Sacher (Sacher-Torte)
8 servings
120 minutes
Sacher cake is an exquisite Austrian dessert created in 1832 by pastry chef Franz Sacher. Its rich chocolate flavor with subtle notes of almond and brandy perfectly complements the fruity tartness of apricot jam. The cake features a smooth and glossy chocolate glaze that creates a luxurious effect. Sacher is traditionally served with unsweetened whipped cream, enhancing its harmonious taste. Its rich texture and elegant appearance make it an ideal choice for festive occasions and cozy evenings over coffee.
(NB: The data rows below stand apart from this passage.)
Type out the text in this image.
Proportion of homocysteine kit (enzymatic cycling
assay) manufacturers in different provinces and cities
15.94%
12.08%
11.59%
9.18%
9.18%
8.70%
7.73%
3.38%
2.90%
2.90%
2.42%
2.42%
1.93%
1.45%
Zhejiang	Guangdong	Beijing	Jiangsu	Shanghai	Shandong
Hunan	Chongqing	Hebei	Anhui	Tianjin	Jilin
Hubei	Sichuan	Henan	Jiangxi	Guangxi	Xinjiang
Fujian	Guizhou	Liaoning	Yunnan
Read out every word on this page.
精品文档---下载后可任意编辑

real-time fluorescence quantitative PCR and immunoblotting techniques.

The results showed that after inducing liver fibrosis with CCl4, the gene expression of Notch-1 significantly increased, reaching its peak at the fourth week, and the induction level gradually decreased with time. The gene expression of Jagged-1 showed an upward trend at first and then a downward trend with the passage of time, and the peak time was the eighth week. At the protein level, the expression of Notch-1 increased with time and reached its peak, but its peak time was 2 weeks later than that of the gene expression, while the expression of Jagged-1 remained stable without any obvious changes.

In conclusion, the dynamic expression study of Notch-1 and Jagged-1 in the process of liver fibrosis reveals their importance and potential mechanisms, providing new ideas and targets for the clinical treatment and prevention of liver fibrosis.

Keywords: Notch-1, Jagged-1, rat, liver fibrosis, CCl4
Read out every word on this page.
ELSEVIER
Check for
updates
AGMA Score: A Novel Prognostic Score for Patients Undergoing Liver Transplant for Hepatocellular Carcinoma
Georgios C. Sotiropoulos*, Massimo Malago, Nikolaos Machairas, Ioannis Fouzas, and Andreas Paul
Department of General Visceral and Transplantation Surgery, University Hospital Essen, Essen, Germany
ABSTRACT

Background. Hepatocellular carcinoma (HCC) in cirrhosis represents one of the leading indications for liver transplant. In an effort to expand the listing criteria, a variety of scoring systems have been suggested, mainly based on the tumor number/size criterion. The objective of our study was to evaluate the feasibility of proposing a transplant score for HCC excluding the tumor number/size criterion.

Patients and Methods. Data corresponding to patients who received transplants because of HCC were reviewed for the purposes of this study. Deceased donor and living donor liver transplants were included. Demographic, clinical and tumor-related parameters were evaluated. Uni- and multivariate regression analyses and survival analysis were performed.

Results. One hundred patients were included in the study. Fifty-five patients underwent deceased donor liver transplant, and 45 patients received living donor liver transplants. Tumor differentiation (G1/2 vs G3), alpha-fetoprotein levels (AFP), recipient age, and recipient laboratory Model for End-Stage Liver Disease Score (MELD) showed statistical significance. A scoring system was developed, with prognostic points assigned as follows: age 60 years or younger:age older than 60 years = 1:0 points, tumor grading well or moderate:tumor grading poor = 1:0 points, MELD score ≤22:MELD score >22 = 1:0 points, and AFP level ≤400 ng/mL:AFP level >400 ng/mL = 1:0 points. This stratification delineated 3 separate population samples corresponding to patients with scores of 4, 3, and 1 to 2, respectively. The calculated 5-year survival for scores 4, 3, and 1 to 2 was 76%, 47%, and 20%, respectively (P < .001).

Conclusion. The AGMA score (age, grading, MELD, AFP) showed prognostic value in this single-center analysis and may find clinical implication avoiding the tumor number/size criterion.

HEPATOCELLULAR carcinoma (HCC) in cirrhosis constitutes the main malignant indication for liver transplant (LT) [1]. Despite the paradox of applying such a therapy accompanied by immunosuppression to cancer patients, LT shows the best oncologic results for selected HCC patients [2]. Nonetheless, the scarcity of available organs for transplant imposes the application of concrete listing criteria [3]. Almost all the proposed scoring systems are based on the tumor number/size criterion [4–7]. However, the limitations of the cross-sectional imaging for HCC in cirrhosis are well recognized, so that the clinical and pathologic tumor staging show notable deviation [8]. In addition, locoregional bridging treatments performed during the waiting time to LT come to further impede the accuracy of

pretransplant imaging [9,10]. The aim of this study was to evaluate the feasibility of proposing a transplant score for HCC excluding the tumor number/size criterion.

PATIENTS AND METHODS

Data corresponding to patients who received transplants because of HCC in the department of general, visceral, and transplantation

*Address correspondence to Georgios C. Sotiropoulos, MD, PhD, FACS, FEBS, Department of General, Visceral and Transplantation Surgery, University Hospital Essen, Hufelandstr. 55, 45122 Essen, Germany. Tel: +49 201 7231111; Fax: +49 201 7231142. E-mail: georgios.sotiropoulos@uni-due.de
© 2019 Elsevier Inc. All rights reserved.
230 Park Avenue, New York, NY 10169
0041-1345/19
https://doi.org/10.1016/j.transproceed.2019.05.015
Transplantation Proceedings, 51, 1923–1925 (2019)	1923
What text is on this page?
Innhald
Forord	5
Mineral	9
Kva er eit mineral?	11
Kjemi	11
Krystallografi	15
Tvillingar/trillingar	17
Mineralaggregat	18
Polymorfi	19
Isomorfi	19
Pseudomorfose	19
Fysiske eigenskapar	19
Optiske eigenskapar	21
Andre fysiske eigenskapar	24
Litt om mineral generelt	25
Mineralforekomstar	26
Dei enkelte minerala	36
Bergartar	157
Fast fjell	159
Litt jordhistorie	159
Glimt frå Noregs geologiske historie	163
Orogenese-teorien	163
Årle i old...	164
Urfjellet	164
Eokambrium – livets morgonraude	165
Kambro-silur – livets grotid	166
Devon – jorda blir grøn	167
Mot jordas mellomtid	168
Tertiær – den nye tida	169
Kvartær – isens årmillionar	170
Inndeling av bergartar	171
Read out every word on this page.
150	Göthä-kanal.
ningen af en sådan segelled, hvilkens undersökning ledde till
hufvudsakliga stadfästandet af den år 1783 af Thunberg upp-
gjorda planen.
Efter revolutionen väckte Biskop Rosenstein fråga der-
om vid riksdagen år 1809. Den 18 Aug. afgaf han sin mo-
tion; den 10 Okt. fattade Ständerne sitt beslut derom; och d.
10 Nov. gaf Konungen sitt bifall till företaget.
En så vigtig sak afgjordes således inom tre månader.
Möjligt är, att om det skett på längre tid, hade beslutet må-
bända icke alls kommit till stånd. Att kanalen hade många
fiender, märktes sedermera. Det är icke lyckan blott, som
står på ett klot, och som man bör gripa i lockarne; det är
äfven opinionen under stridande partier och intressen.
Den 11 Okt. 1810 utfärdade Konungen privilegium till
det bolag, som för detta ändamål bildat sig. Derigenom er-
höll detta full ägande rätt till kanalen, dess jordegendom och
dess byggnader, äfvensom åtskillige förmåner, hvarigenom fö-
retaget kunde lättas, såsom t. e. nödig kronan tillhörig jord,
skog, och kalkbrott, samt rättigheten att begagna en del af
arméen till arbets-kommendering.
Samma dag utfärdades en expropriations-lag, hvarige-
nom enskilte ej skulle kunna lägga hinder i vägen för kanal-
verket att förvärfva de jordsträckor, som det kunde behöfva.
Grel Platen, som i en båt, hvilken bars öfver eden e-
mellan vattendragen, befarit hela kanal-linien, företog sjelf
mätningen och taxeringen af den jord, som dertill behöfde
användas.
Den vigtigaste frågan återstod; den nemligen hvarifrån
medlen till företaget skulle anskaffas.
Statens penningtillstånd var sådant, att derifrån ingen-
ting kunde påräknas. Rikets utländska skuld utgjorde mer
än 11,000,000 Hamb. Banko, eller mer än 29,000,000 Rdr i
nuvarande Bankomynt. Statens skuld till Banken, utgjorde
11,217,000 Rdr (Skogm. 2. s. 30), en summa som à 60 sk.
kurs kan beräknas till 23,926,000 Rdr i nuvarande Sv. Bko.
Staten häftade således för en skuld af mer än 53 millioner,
This recipe allows you to prepare a classic Sacher with the precision of Austrian masters, following the original techniques and traditions that convey the spirit of Viennese pastry culture.

1
Cream the butter with 80 g of sugar until white.
- Butter: 90 g
- Sugar: 230 g
2
Melt 50 g of chocolate in a water bath and add it to the butter.
- Dark chocolate: 350 g
3
Add ground almonds and cognac.
- Ground almonds: 50 g
- Cognac: 2 teaspoons
4
Then separate the yolks from the whites (the whites will be needed later). Carefully add the yolks one by one to the chocolate-butter mixture and mix until smooth.
- Chicken egg: 3 pieces
5
Add flour, baking powder, and cocoa. Mix well.
- Wheat flour: 80 g
- Baking powder: 1 teaspoon
- Cocoa: 2 tablespoons
6
Whip the egg whites with a pinch of salt until peaks form. Then gently fold the egg whites into the main mixture in portions.
- Chicken egg: 3 pieces
7
Preheat the oven to 180 degrees, pour the dough into a greased silicone (or simply removable) mold and bake for 40-45 minutes. Check readiness with a toothpick. Without removing the cake from the mold, let it cool and then rest for at least 8 hours.
8
Cut the cake into two parts lengthwise, spread the lower part with jam (set aside 2 tablespoons of jam), cover with the second cake. Trim the edges and top to make them even. Heat the reserved jam and strain it through a sieve. Spread it on top of the cake and refrigerate for 30 minutes.
- Apricot jam: 150 g
9
Boil 150 g of sugar and 150 ml of water to make caramel, then add 300 g of chocolate while stirring constantly to make a smooth glaze.
- Sugar: 230 g
- Water: 150 ml
- Dark chocolate: 350 g
10
Place the cake base on a rack and carefully coat the edges with glaze. Then pour half of the remaining glaze on top and smooth it out. Let it set. Then heat the remaining glaze and pour it on top again. Let it set again. You can write on top if you wish, but that's up to you.